Davenport's Song of the Exile, a saga of star-crossed lovers, opens in 1942 in Rabaul, New Britain, where Korean-Hawaiian Sunny Sung is imprisoned in a "comfort women's" compound for Japanese soldiers. To distract her fellow inmates from their misery, she tells them about her Parisian interlude with her Hawaiian lover, Keo Meahuna. Davenport then flashes back to Honolulu in the mid-thirties, where Keo lives with his Hawaiian-Filipino family in working-class Kalihi Lane. A musician and waiter at the Royal Hawaiian Hotel, he falls in love with the jazz he hears played by black musicians on tour, and with Sunny, then a University of Hawaii student.

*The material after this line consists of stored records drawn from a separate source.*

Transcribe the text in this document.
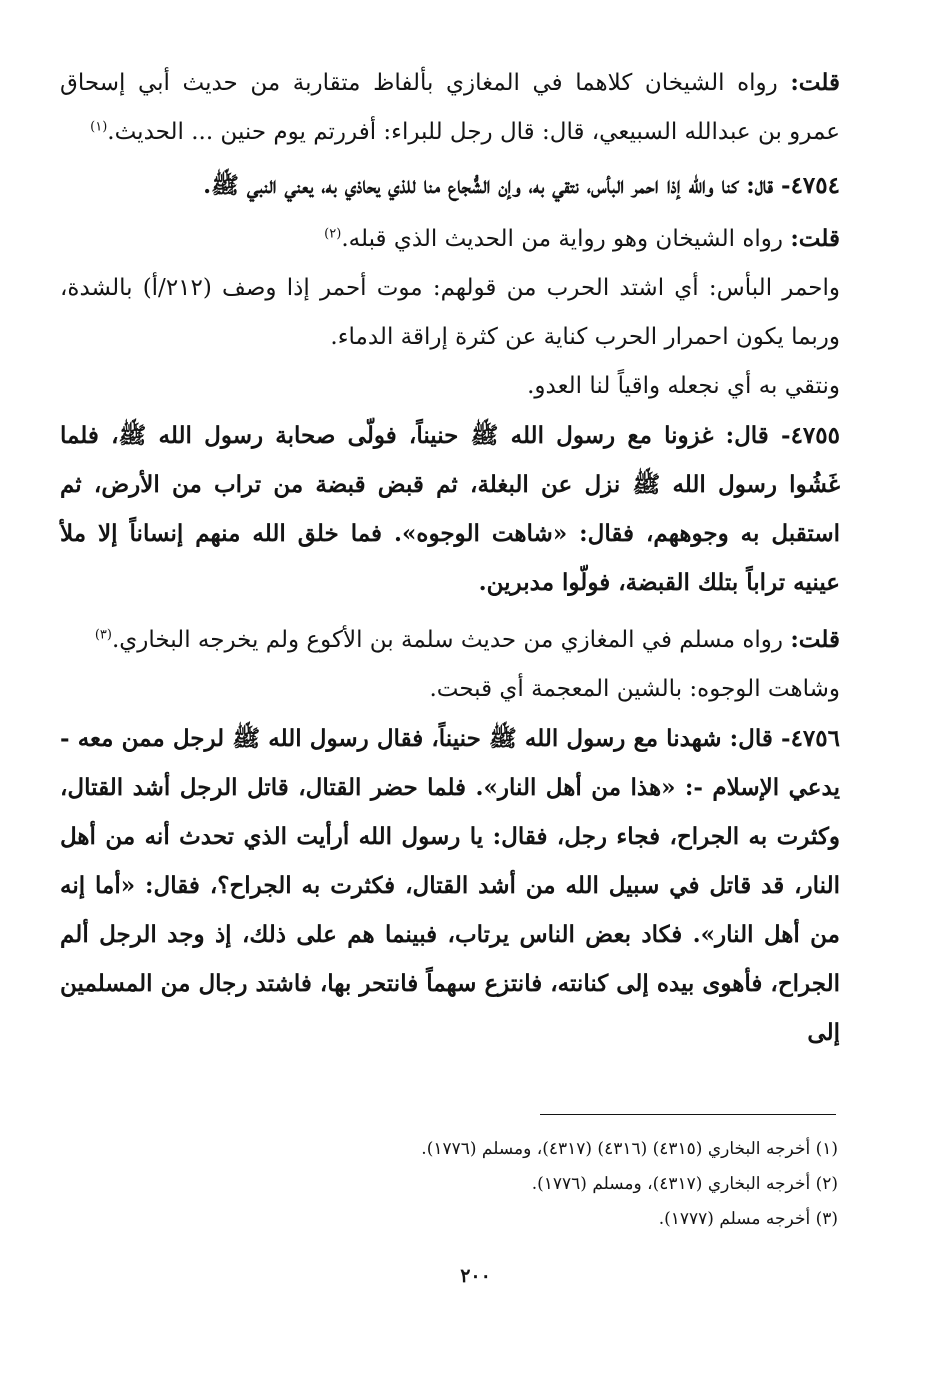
قلت: رواه الشيخان كلاهما في المغازي بألفاظ متقاربة من حديث أبي إسحاق عمرو بن عبدالله السبيعي، قال: قال رجل للبراء: أفررتم يوم حنين ... الحديث.$^{(١)}$

٤٧٥٤- قال: كنا والله إذا احمر البأس، نتقي به، وإن الشُّجاع منا للذي يحاذي به، يعني النبي ﷺ.

قلت: رواه الشيخان وهو رواية من الحديث الذي قبله.$^{(٢)}$

واحمر البأس: أي اشتد الحرب من قولهم: موت أحمر إذا وصف (٢١٢/أ) بالشدة، وربما يكون احمرار الحرب كناية عن كثرة إراقة الدماء.

ونتقي به أي نجعله واقياً لنا العدو.

٤٧٥٥- قال: غزونا مع رسول الله ﷺ حنيناً، فولّى صحابة رسول الله ﷺ، فلما غَشُوا رسول الله ﷺ نزل عن البغلة، ثم قبض قبضة من تراب من الأرض، ثم استقبل به وجوههم، فقال: «شاهت الوجوه». فما خلق الله منهم إنساناً إلا ملأ عينيه تراباً بتلك القبضة، فولّوا مدبرين.

قلت: رواه مسلم في المغازي من حديث سلمة بن الأكوع ولم يخرجه البخاري.$^{(٣)}$

وشاهت الوجوه: بالشين المعجمة أي قبحت.

٤٧٥٦- قال: شهدنا مع رسول الله ﷺ حنيناً، فقال رسول الله ﷺ لرجل ممن معه - يدعي الإسلام -: «هذا من أهل النار». فلما حضر القتال، قاتل الرجل أشد القتال، وكثرت به الجراح، فجاء رجل، فقال: يا رسول الله أرأيت الذي تحدث أنه من أهل النار، قد قاتل في سبيل الله من أشد القتال، فكثرت به الجراح؟، فقال: «أما إنه من أهل النار». فكاد بعض الناس يرتاب، فبينما هم على ذلك، إذ وجد الرجل ألم الجراح، فأهوى بيده إلى كنانته، فانتزع سهماً فانتحر بها، فاشتد رجال من المسلمين إلى

(١) أخرجه البخاري (٤٣١٥) (٤٣١٦) (٤٣١٧)، ومسلم (١٧٧٦).

(٢) أخرجه البخاري (٤٣١٧)، ومسلم (١٧٧٦).

(٣) أخرجه مسلم (١٧٧٧).

٢٠٠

Keo's sister, Malia, seeks Western sophistication. Working as a hotel maid, she cuts the labels off guests' French clothes and sews them into her own. She refuses to speak local pidgin English like the rest of the family, prompting her mother's complaint, "You coming too high maka-maka." There's good stuff here: ambitious characters, class and racial tensions building beneath the somnolence of Honolulu on the brink of war. But then the novel makes an epic diversion that wades toward the farcical, sliding at last into a sea of language overenriched with an algae bloom of conflicting images.

From New Orleans to Paris, where Keo plays in nightclubs and he and Sunny work for the Resistance, to Shanghai where their infant daughter is impaled on a Japanese soldier's bayonet, it's a case of overkill, replete with rapes, tortures, bombings and coincidences. For instance, a Japanese friend from Paris becomes the commmandant of the camp where Sunny is enslaved.

Though such plotting is overwrought, it's interesting to see Davenport invert the cliché of Hawaii-as-dream-destination with a romance in which Hawaiians, dreaming of Paris, become tourists, basically, in the war zones of Europe and Asia. Back in Honolulu with Malia, the book returns on course. In between turning tricks in wartime Honolulu, she has an affair with a Hawaiian athlete, Krash Kapakahi, who becomes a political and labor leader, urging Hawaiians in the then-US territory to vote "No" on statehood and instead demand return of their stolen lands. If they don't, he predicts, accurately, the state will take possession of the 1.8 million acres of Hawaii Kingdom lands that were ceded to the United States by the Americans who illegally overthrew Queen Liliuokalani. Krash presents the argument that grassroots sovereignty groups make today: Since Hawaii voters weren't given the choice of self-government, as required by Article 73 of the UN Charter, statehood can't be legal.

In a lovely gesture, Malia names their daughter Anahola after the baby her brother Keo and Sunny lost. The girl grows up considering Keo her father, reaffirming the Hawaiian tradition of free adoption, hanai, a principle of sharing responsibility for children that accompanies the Kanaka Maoli's system of collective, not private, rights to water and land.